Are Rolled Oats Just as Healthy as Steel Cut?
When you're in the grocery store, perusing the oatmeal selections in the breakfast aisle, what style of oats do you typically reach for? There are three main varieties: Steel-cut, rolled, and quick oats. But, is one more healthy than the other two?
Before we dive into that discussion, let's define each type of oat in greater detail.
What are steel-cut oats?
According to The Whole Grains Council, steel-cut oats are made from whole oat groats, aka, grain kernels. Oat groats are the product that comes from harvesting oats. After they're hulled, they're cut into two or three pieces with a sharp metal blade to make steel-cut oats. This type of oat is often the most satiating, as they are the least processed of the bunch, and generally take longer to digest.

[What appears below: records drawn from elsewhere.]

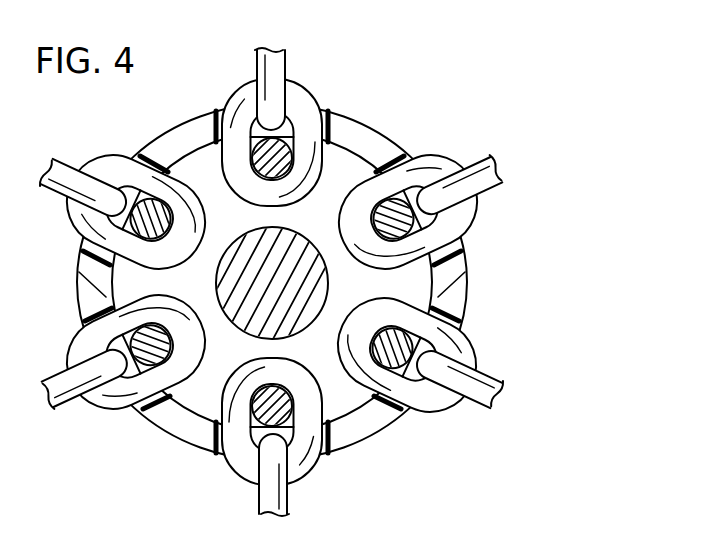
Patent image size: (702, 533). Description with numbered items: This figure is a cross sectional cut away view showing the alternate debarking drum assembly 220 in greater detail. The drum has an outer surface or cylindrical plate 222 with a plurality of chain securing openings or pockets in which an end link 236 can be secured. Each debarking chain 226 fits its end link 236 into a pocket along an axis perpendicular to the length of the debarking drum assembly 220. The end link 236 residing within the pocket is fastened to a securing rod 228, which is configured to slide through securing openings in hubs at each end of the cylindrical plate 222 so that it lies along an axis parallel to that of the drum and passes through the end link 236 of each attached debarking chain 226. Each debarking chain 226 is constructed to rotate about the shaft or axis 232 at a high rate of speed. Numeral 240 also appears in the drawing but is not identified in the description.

The debarking drum assembly 220 is at (164, 126).
The cylindrical plate 222 is at (360, 125).
The debarking chain 226 is at (487, 373).
The securing rod 228 is at (370, 203).
The shaft or axis 232 is at (288, 279).
The end link 236 is at (446, 198).
The component 240 is at (514, 528).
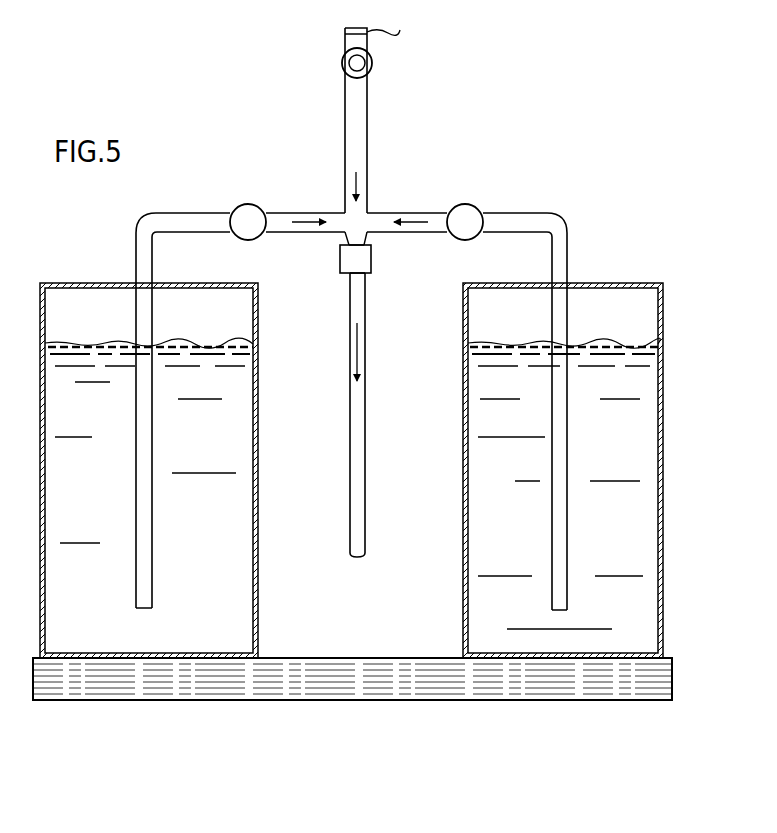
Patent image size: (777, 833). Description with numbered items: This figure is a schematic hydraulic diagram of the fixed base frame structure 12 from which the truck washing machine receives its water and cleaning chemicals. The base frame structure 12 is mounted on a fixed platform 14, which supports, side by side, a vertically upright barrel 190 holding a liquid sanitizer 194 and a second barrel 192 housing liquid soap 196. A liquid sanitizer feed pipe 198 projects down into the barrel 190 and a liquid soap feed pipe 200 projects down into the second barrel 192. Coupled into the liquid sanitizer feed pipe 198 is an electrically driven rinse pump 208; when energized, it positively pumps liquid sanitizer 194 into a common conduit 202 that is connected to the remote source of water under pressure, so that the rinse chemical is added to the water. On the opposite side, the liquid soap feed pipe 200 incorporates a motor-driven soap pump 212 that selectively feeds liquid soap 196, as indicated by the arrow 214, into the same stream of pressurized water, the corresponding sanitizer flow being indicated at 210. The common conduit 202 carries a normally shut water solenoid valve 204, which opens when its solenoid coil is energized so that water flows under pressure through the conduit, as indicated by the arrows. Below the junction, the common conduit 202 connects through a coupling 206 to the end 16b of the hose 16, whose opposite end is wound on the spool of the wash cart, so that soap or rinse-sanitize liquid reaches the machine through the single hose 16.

The base frame structure 12 is at (448, 133).
The fixed platform 14 is at (655, 677).
The hose 16 is at (365, 389).
The end of hose 16b is at (365, 280).
The barrel 190 is at (257, 456).
The second barrel 192 is at (462, 443).
The liquid sanitizer 194 is at (250, 516).
The liquid soap 196 is at (485, 490).
The liquid sanitizer feed pipe 198 is at (152, 328).
The liquid soap feed pipe 200 is at (567, 331).
The common conduit 202 is at (355, 128).
The water solenoid valve 204 is at (347, 41).
The coupling 206 is at (371, 262).
The rinse pump 208 is at (256, 204).
The first conduit 210 is at (322, 210).
The soap pump 212 is at (471, 204).
The arrow 214 is at (428, 210).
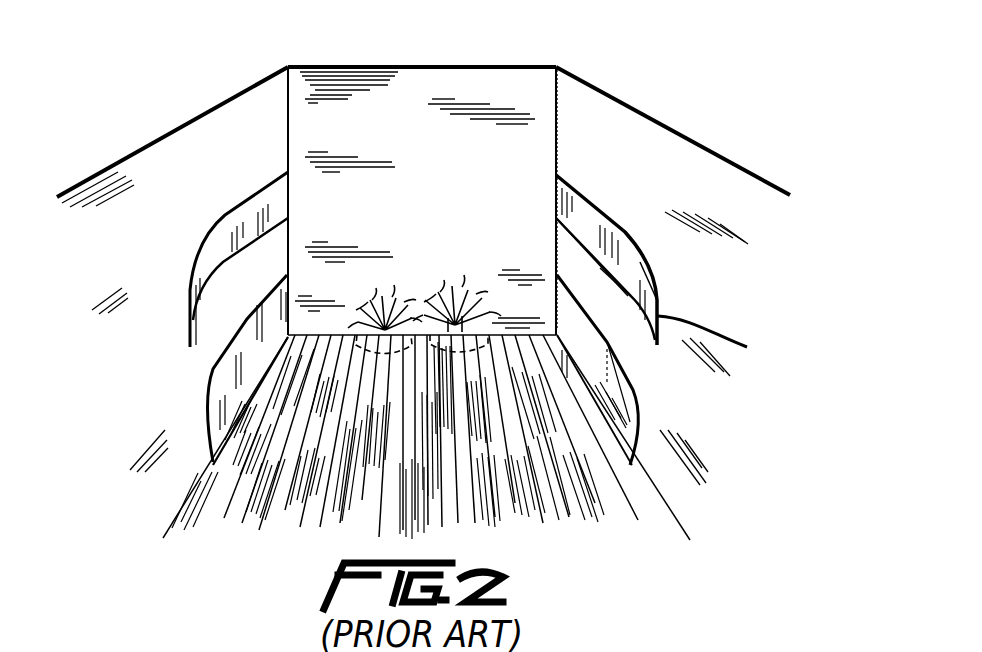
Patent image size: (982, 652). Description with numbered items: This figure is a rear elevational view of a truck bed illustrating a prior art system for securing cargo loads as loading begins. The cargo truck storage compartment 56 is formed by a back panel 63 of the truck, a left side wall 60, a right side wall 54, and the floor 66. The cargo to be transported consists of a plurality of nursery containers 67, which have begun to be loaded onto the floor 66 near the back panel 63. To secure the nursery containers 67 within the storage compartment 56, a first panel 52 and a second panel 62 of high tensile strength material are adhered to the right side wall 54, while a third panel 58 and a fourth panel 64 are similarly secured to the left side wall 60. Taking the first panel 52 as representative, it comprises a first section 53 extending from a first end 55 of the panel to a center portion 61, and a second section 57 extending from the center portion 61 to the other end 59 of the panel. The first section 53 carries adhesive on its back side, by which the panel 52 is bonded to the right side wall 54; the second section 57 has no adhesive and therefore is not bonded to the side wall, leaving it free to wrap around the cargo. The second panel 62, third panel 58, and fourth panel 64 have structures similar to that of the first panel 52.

For this reason, they have a lower glycemic index, than rolled or quick oats do, meaning they won't make cause your blood sugar levels to elevate as rapidly.
What are rolled oats?
Also referred to as old-fashioned oats, rolled oats are made when oat groats are steamed and then rolled into flakes. As the Council states, "this process stabilizes the healthy oils in the oats, so they stay fresh longer, and helps the oats cook faster, by creating a greater surface area."
What are quick oats?
Quick oats, or instant oats, are just rolled oats that have gone through additional processing to make them cook faster. You'll notice these oats only take about a minute or two to prepare in the microwave and are often mushy. This is because they're either steamed even longer or rolled to be even thinner than traditional rolled oats.
These are the most processed oats of the bunch and are often pre-packaged with flavorings and added sugars. But by themselves, they make for a fibrous, nutritious breakfast.
All in all, each variety of oat holds the same nutritional profile, however, due to the level at which they're processed, you could feel fuller for longer opting for a bowl of steel-cut oats over rolled ones.